Anonymous Monk has asked for the wisdom of the Perl Monks concerning the following question:

Hello fellow Monks,

I have a general implementation/design question that I has been troubling me. We are setting up a web-site that will provide a free resource to researchers in our institution. There are three parts to this:

  1. Front end: CGI, accepts and verifies parameters
  2. Wrapper: call external program to do "data processing"
  3. Results display: CGI to format the data

The part that is troubling me is #2. The data-processing can be pretty computationally intensive. I would prefer to "queue" requests, so that they get processed in serial rather than in parallel. It seems that doing things that way would break the underlying model.

The best option I see is as follows:

  1. Front End
  2. Write parameters to text
  3. Check if results finished
  4. Display results

Once the parameters are written to text, a cron job (okay, this is on WinXP so I guess it would have to be a service?) regularly checks the textfile to see if there are new records to be run. If so, it processes them and dumps the results to a text-file.

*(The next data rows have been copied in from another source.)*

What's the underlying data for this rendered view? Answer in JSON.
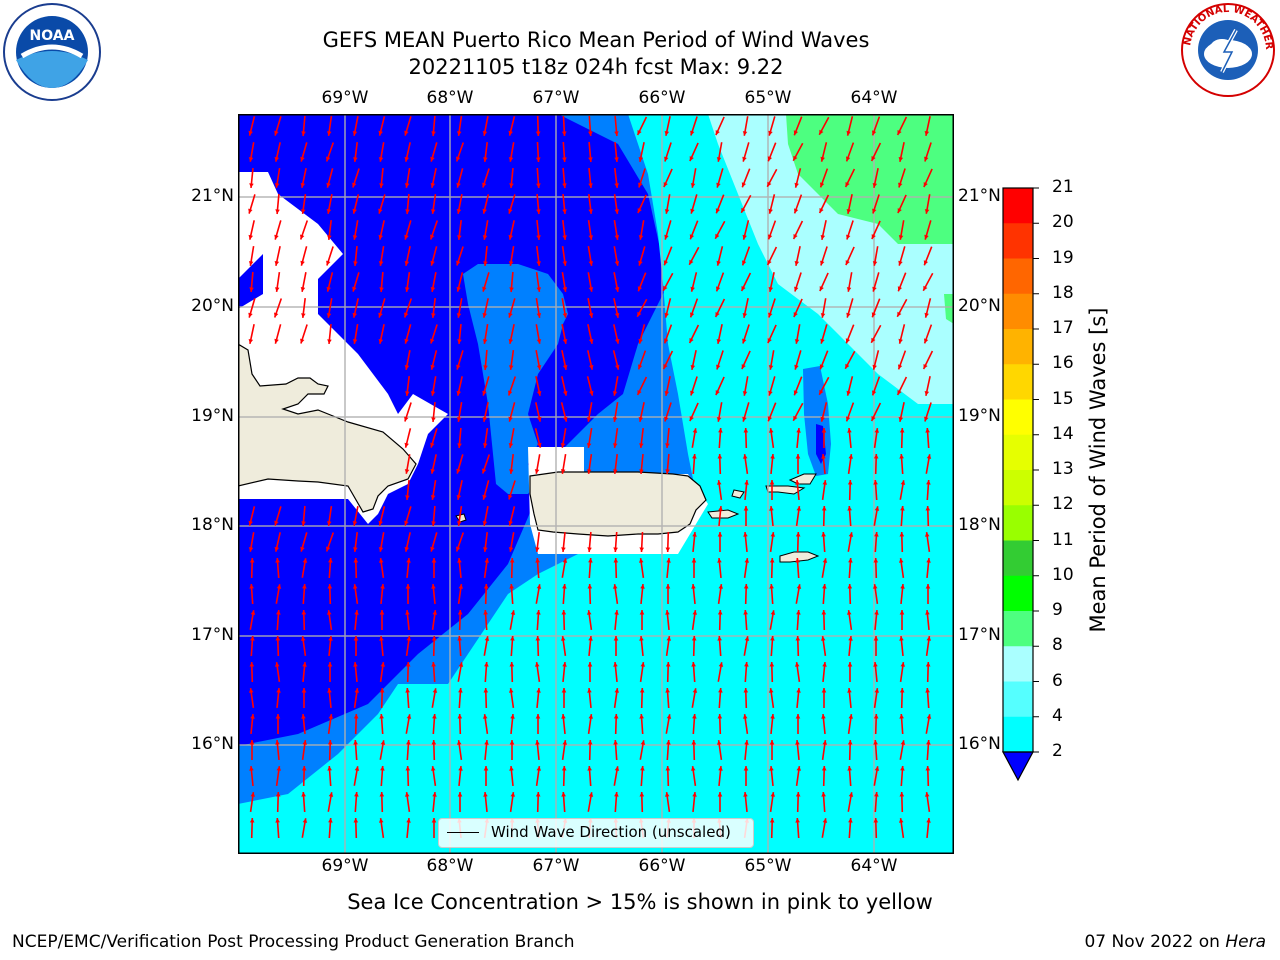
{
  "title": {
    "line1": "GEFS MEAN Puerto Rico Mean Period of Wind Waves",
    "line2": "20221105 t18z 024h fcst   Max: 9.22"
  },
  "axes": {
    "lon_labels": [
      "69°W",
      "68°W",
      "67°W",
      "66°W",
      "65°W",
      "64°W"
    ],
    "lat_labels": [
      "21°N",
      "20°N",
      "19°N",
      "18°N",
      "17°N",
      "16°N"
    ]
  },
  "legend": {
    "label": "Wind Wave Direction (unscaled)"
  },
  "colorbar": {
    "label": "Mean Period of Wind Waves [s]",
    "ticks": [
      "21",
      "20",
      "19",
      "18",
      "17",
      "16",
      "15",
      "14",
      "13",
      "12",
      "11",
      "10",
      "9",
      "8",
      "6",
      "4",
      "2"
    ],
    "colors": [
      "#ff0000",
      "#ff3300",
      "#ff6600",
      "#ff8c00",
      "#ffb300",
      "#ffd700",
      "#ffff00",
      "#e6ff00",
      "#ccff00",
      "#99ff00",
      "#33cc33",
      "#00ff00",
      "#4dff80",
      "#aaffff",
      "#55ffff",
      "#00ffff",
      "#0080ff",
      "#0000ff"
    ]
  },
  "footer": {
    "note": "Sea Ice Concentration > 15% is shown in pink to yellow",
    "left": "NCEP/EMC/Verification Post Processing Product Generation Branch",
    "right_date": "07 Nov 2022 on ",
    "right_host": "Hera"
  },
  "logos": {
    "left": "noaa-logo",
    "right": "national-weather-service-logo",
    "right_text": "NATIONAL WEATHER SERVICE"
  }
}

I'm not a huge fan of the above strategy because, amongst other things, it makes me go and rewrite the wrapper, which is already written in a standalone, non-CGI version. Are there any other standard solutions to this kind of problem?

Replies are listed 'Best First'.
Re: Queuing Input for Serial Processing
by bean (Monk) on Aug 25, 2003 at 18:29 UTC
    For such a resource-intensive application, one solution is to email the results to the users - emails are less ephemeral than web-pages and so your users would be less likely to waste resources by recalculating a previously generated set of results.

    By the same token, if your data changes relatively slowly, you could cache results keyed off a parameter/date combination - then you could just use the cache if asked for a result set you've already calculated (this hinges on being able to tell if the data has changed since the result was generated).

    If you cache results, sending the results as emails no longer frees up resources, but your users will probably like it better anyway. Even 15 seconds is a long time to wait for a webpage to load - whereas getting an email in 60 seconds feels fast. It's all a question of expectations - people tend to wait for webpages, but will go about their business if told the results will be sent to them. Plus, I think an email is a more useful form - if the user wants to send the results to someone else, they just forward the email, instead of cutting and pasting...

    BTW, a daemon might be better than a cron job because even if the cron job runs once a minute you're adding an average of 30 seconds delay to one minute of processing (selecting is better than polling).
    Update
    Obviously, caching is only worth implementing if users are likely to submit the same parameter values before the data changes.
Re: Queuing Input for Serial Processing
by LameNerd (Hermit) on Aug 25, 2003 at 17:33 UTC
    I am curious to why you would want to process things in serial manner. I would think, in general, that processing things in parallel is better. Better meaning more effienct use of computing resources. You can always process the results in parallel yet still only allow access to the results FIFO. Or in other word you process things in parallel yet make it look like things where processed serially if you have to.
    updated
    BTW you might be able to get cron to work on your Windows XP system. I have used cygwin's port of cron successfully on my NT system.

      Hiya,

      The primary reason is that three or four concurrent requests would be enough to get the computer thrashing virtual memory. The computations being run takes about 700 MB of RAM and about 60 seconds CPU time. The computer can handle maybe two at once. With more than that, they all slow down dramatically.

        Well if you where to develop your software in such a way that it processed requests in parallel but also limited the number of requests that could be processed at the same time, then the number of request that could be processed would be stored in a site specific configuration variable. On your current hardware you would set this parameter to 1 and if you where ever to get a better box you would only have to change this parameter instead of rewriting your code.